Review:   Program

  • Program = Algorithm + Data Structure

  • Algorithm:

    • Algorithm = a method for solving problems expressed as a sequence of steps suitable for execution by a computer

    Algorithms takes time to run....

  • Data structure:

    • Data structure = variables storing information used by an algorithm that is organized in a specific way

    Data structure take up memory space...

  • A "good" program should ideally be one that:

    • Runs fast...                  and
    • Uses very little memory...

How to measure the "goodness" of computer programs

  • Question:

    • How can do we measure the "goodness" of a program/algorithm ?

  • Possible performance mesaures:

    • Running time (the shorter, the better)

    • Memory utilization (the less, the better)

    • Amount of code ??

    • Etc

  • Most commonly used performance (= "goodness") measure:

    • Running time

How to measure the running time of a program/algorithm ?

  • Stop watch:  00:00:00 

    Problems will real time as measure:

    • The same program can have different running time of different computers...

    • Different inputs can result in different running time - hard to find their relationship...

  • An objective measure:

    • Count the number of instructions executed by a program for a given input size

    This is not practical....

  • A more practical measure:

    • Count the number of "primitive operations" executed by a program for a given input size

What is a primitive operation ?

  • Recall that algorithms make repeated steps towards the solution...

  • The primitive operation is a step in the algorithm

  • Example:

    • Suppose the main body of an algorithm looks like this:

         for ( int i = 0; i < N; i++ }
         {
            S1;   --+
            S2;     |
            ...     | 1 step = execute S1, S2, ..., SN
            SN;   --+
         }

    • Then the primitive operation of this algorithm consists of the statements S1; S2; ...; SN;

Principles of Algorithm Analysis

  • Algorithm Analysis consists of:

    1. Determine frequency (= count) of primitive operations

    2. Characterize the frequency as a function of the input size

  • The Algorithm Analysis must:

    • Take into account all possible inputs ("good" one and "bad" ones)

    • Be independent of hardware/software environment

    • Be independent from the programming language

    • Give a good estimate that is proportional to the actual running time of the algorithm

"Good" inputs, "Bad" inputs and "Average" case

  • Input data can affect the running time of algorithms !!!

  • An algorithm may run:

    • Faster with some "good" input
    • Slower with some "bad" input

    Example: Linear Search in an array

    • Is fast if the first element in array was the item you were looking for

    • Is slow if the last element in array was the item you were looking for

  • There are 3 (actually 2...) cases to consider when doing algorithm analysis:

    • The best case - not studied because you can't count on luck...
    • The worst cast - gives an upper bound
    • The "average" case - what you can expect...

Worst-case vs. Average-case Analysis

  • Worst case analysis:

    • Provides an upper bound on the running time of an algorithm

    • The analysis is easier to do (compared to an average case analysis)

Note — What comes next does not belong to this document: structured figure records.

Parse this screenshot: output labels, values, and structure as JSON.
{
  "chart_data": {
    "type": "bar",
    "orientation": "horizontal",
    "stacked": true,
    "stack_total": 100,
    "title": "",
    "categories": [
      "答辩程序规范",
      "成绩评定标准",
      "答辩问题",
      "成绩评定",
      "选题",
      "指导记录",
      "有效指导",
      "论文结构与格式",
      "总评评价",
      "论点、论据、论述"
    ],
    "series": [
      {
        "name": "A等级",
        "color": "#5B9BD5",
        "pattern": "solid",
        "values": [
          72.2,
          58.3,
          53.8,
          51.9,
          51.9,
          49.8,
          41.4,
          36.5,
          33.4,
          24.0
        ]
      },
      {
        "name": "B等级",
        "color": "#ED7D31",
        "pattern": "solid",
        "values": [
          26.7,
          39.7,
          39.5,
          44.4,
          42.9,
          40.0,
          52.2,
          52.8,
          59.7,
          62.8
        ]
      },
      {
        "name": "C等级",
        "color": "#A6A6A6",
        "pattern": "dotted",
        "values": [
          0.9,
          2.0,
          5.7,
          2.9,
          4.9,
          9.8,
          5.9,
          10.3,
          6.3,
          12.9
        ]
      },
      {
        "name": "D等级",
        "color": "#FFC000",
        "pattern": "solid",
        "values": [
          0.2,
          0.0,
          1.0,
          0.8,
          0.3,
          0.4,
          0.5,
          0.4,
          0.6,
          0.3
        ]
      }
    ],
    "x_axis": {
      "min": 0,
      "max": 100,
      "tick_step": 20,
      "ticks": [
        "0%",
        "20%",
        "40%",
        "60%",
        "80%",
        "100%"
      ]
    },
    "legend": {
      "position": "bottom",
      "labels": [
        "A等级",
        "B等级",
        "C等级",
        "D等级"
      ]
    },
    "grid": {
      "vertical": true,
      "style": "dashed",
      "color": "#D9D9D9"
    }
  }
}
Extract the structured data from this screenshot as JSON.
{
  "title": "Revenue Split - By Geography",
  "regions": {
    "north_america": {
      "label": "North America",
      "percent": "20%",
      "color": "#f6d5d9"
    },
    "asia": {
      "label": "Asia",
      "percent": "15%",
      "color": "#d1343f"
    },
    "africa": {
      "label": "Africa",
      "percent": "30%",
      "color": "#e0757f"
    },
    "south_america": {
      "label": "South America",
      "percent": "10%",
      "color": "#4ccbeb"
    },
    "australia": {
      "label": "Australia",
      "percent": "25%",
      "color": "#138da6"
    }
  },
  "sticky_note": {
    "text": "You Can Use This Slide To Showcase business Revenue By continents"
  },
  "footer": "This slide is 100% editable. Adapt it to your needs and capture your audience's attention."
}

  • Average case analysis:

    • Take the average (running time) over all possible inputs of the same size

    • The analysis depends on input distribution

    • The analysis is harder to do because it uses probability techniques

Techniques used in Algorithm Analysis

  • There are 2 main techniques used in Algorithm Analysis:

    1. Loop Analysis

    2. Recurrence relations

  • A program spends the most amount of time in loops

    One of the technique used in Algorithm Analysis is loop analysis:

    • Loop Analysis = count the number of times that a loop body is executed

  • Some algorithm is recursive:

    • The run time complexity of recursive algorithms are often expression as a recurrence relation

      E.g.: C(n) = 2×C(n/2) + 1

    The other technique is solving recurence relations.